# Led Strip Light



## Kosko (28 Feb 2016)

Hello.
Just a quick question!
I got led strip light (blue one)attached to my lighting unit .
If i switch this led light on for 1  hr, it will affect my normal photo period????


Photo period is  12.oo-20.oo
And led light  is 20.oo-21.oo

Just wanna use this led's due my late return from work  







Sent from my iPhone using Tapatalk


----------



## rebel (29 Feb 2016)

Are you using this an a viewing light? For the most part, one hour increase shouldn't cause too many issues but it may cause a little more algae. Just make sure tank is mature and your CO2 stays on for longer.


----------



## ian_m (29 Feb 2016)

These produce b*gger lumens compared to a proper tank light, so will have absolutely no effect on your lighting schedule and plants.


----------



## Kosko (29 Feb 2016)

rebel said:


> Are you using this an a viewing light? For the most part, one hour increase shouldn't cause too many issues but it may cause a little more algae. Just make sure tank is mature and your CO2 stays on for longer.



Yes its just for viewing .


Sent from my iPhone using Tapatalk


----------



## Kosko (29 Feb 2016)

Rebel and ian_m Thank you for your replies  


Sent from my iPhone using Tapatalk


----------



## ian_m (29 Feb 2016)

Oh also watch out as LED's from China "water proof" does not in fact have the UK English meaning. It translatingly means "may be wiped with a damp, but better if really dry cloth....do not expose to moisture"...

I put some LED strips in my hood, basically impossible to stick to hood, every glue/sticky substance I tried came undone and then water got in via joints and corroded the internal connections.
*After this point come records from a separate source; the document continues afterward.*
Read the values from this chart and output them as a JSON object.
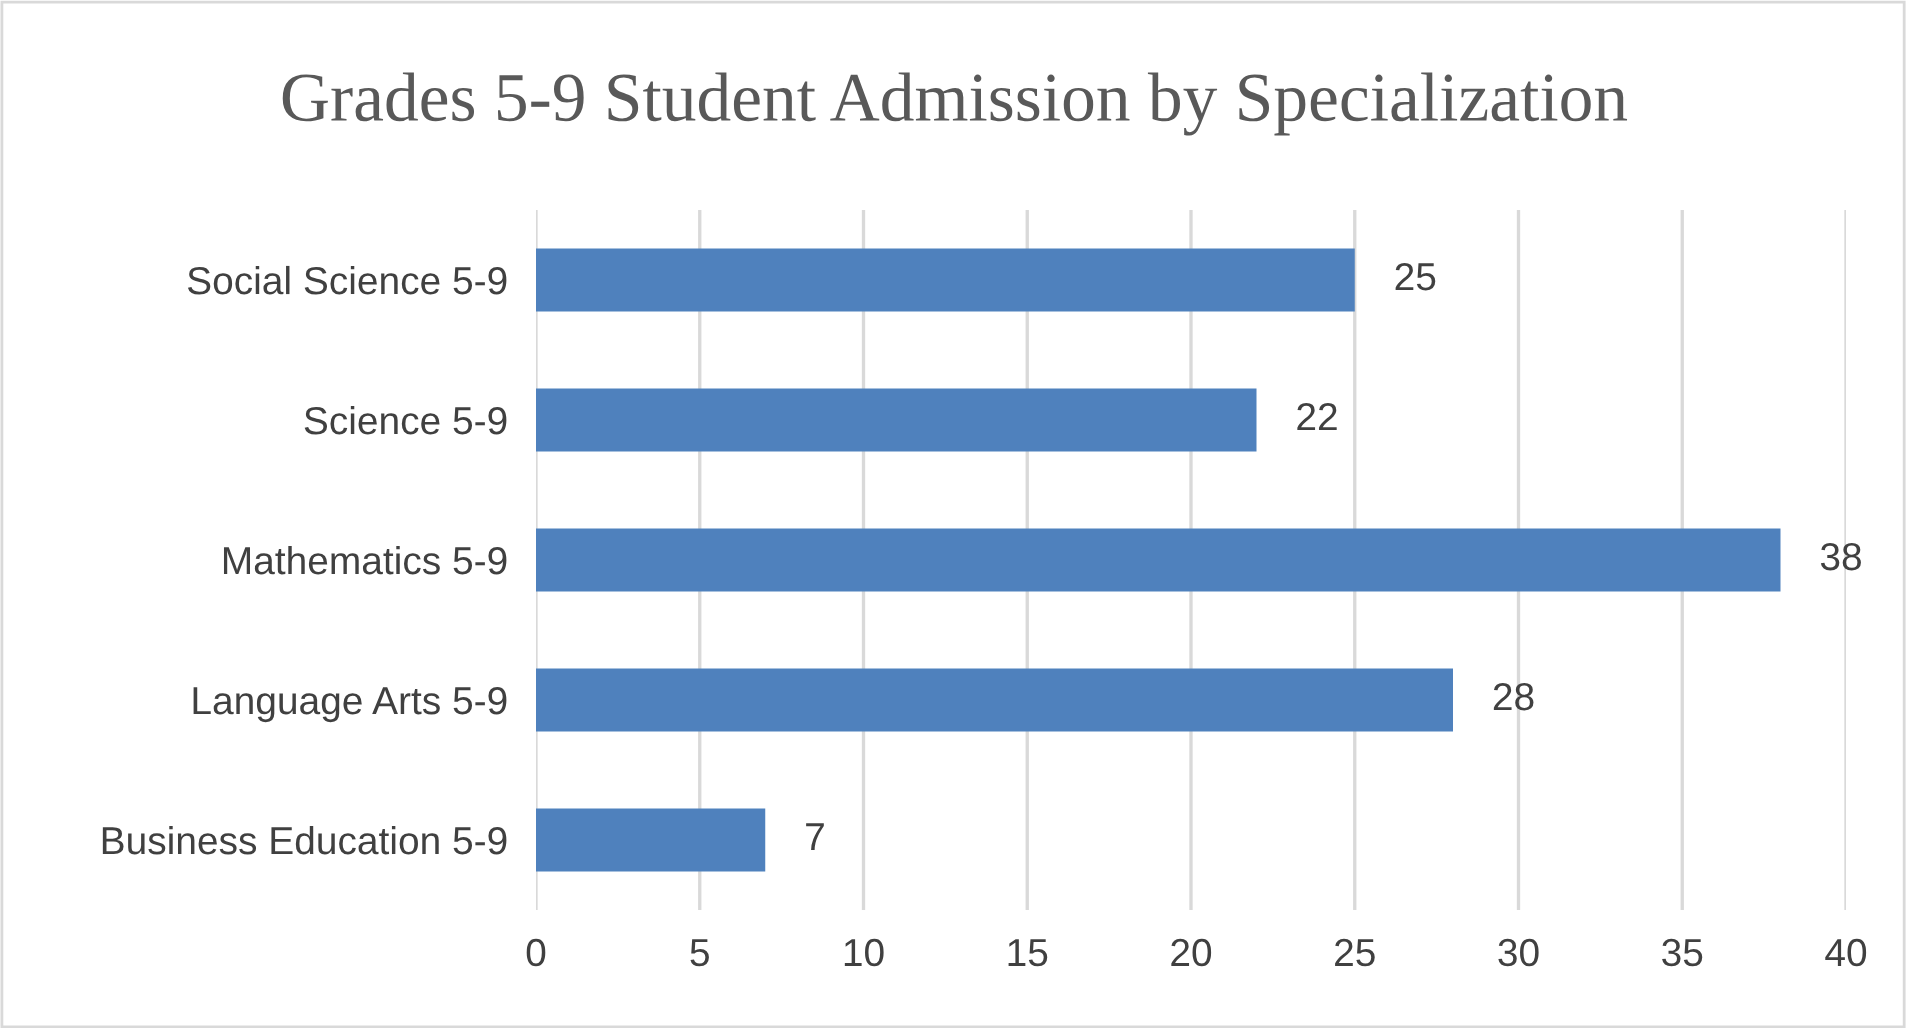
{
  "chart_data": {
    "type": "bar",
    "orientation": "horizontal",
    "title": "Grades 5-9 Student Admission by Specialization",
    "categories": [
      "Social Science 5-9",
      "Science 5-9",
      "Mathematics 5-9",
      "Language Arts 5-9",
      "Business Education 5-9"
    ],
    "values": [
      25,
      22,
      38,
      28,
      7
    ],
    "color": "#4f81bd",
    "xlim": [
      0,
      40
    ],
    "xticks": [
      0,
      5,
      10,
      15,
      20,
      25,
      30,
      35,
      40
    ],
    "grid": "x",
    "data_labels": true
  }
}
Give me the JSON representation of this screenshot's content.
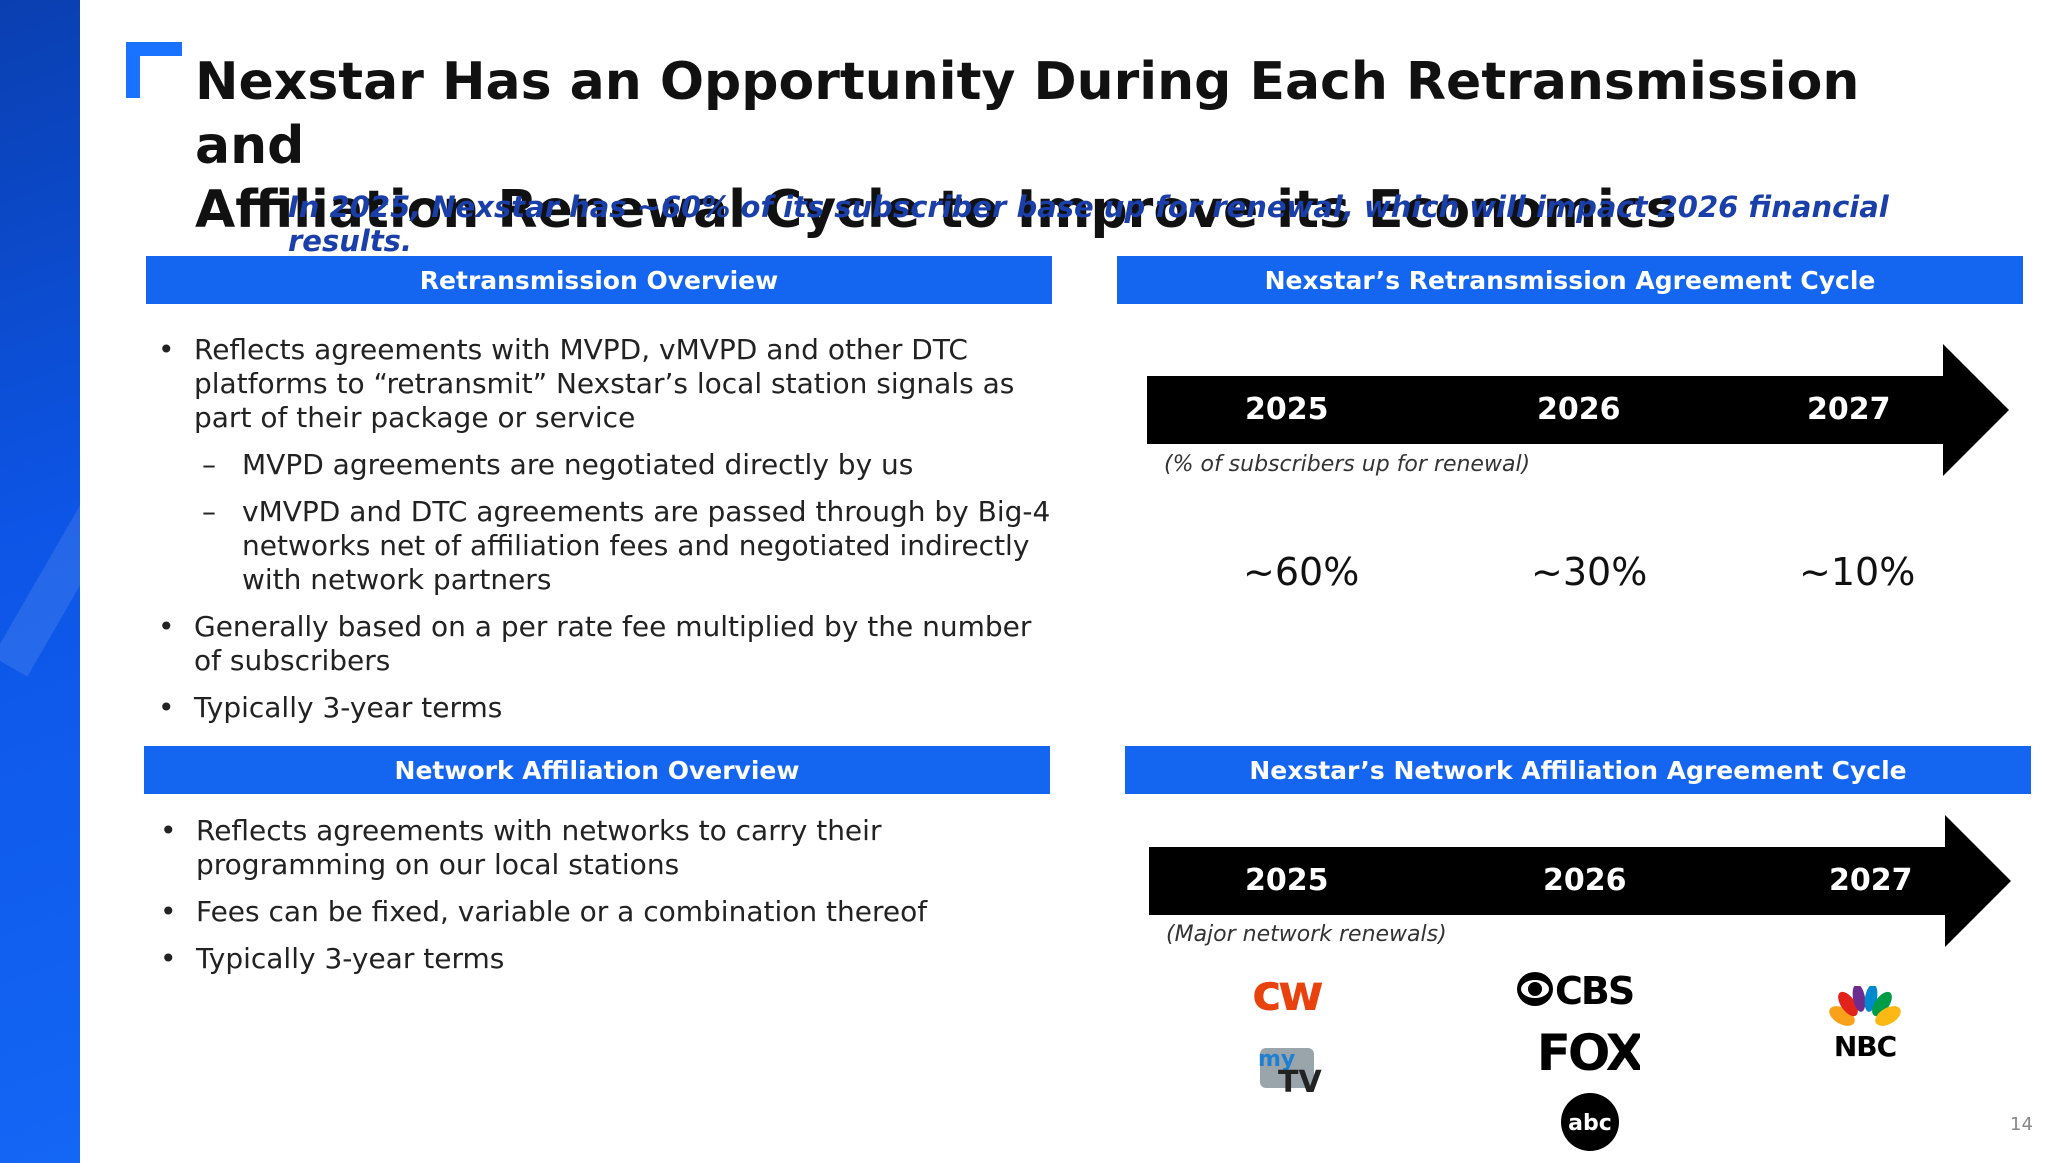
{
  "title_lines": [
    "Nexstar Has an Opportunity During Each Retransmission and",
    "Affiliation Renewal Cycle to Improve its Economics"
  ],
  "subtitle": "In 2025, Nexstar has ~60% of its subscriber base up for renewal, which will impact 2026 financial results.",
  "retrans_overview": {
    "header": "Retransmission Overview",
    "bullets": [
      "Reflects agreements with MVPD, vMVPD and other DTC platforms to “retransmit” Nexstar’s local station signals as part of their package or service",
      "MVPD agreements are negotiated directly by us",
      "vMVPD and DTC agreements are passed through by Big-4 networks net of affiliation fees and negotiated indirectly with network partners",
      "Generally based on a per rate fee multiplied by the number of subscribers",
      "Typically 3-year terms"
    ]
  },
  "affil_overview": {
    "header": "Network Affiliation Overview",
    "bullets": [
      "Reflects agreements with networks to carry their programming on our local stations",
      "Fees can be fixed, variable or a combination thereof",
      "Typically 3-year terms"
    ]
  },
  "retrans_cycle": {
    "header": "Nexstar’s Retransmission Agreement Cycle",
    "years": [
      "2025",
      "2026",
      "2027"
    ],
    "note": "(% of subscribers up for renewal)",
    "percents": [
      "~60%",
      "~30%",
      "~10%"
    ]
  },
  "affil_cycle": {
    "header": "Nexstar’s Network Affiliation Agreement Cycle",
    "years": [
      "2025",
      "2026",
      "2027"
    ],
    "note": "(Major network renewals)",
    "logos": {
      "cw": "cw",
      "mytv_my": "my",
      "mytv_tv": "TV",
      "cbs": "CBS",
      "fox": "FOX",
      "abc": "abc",
      "nbc": "NBC"
    }
  },
  "page_number": "14",
  "colors": {
    "accent": "#1466f0",
    "subtitle": "#1a3fa8",
    "cw_red": "#e8420e"
  }
}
Also some of the LED's started to fail after a couple of months, the white ones going yellow and yellowing the plastic. So stuck with Ye Olde reliable T5 tubes.


----------



## rebel (20 Apr 2016)

ian_m said:


> Oh also watch out as LED's from China "water proof" does not in fact have the UK English meaning. It translatingly means "may be wiped with a damp, but better if really dry cloth....do not expose to moisture"...
> 
> I put some LED strips in my hood, basically impossible to stick to hood, every glue/sticky substance I tried came undone and then water got in via joints and corroded the internal connections. Also some of the LED's started to fail after a couple of months, the white ones going yellow and yellowing the plastic. So stuck with Ye Olde reliable T5 tubes.


Yep, happened to me as well. Discoloured and some sections failing. Still kinda works though....


----------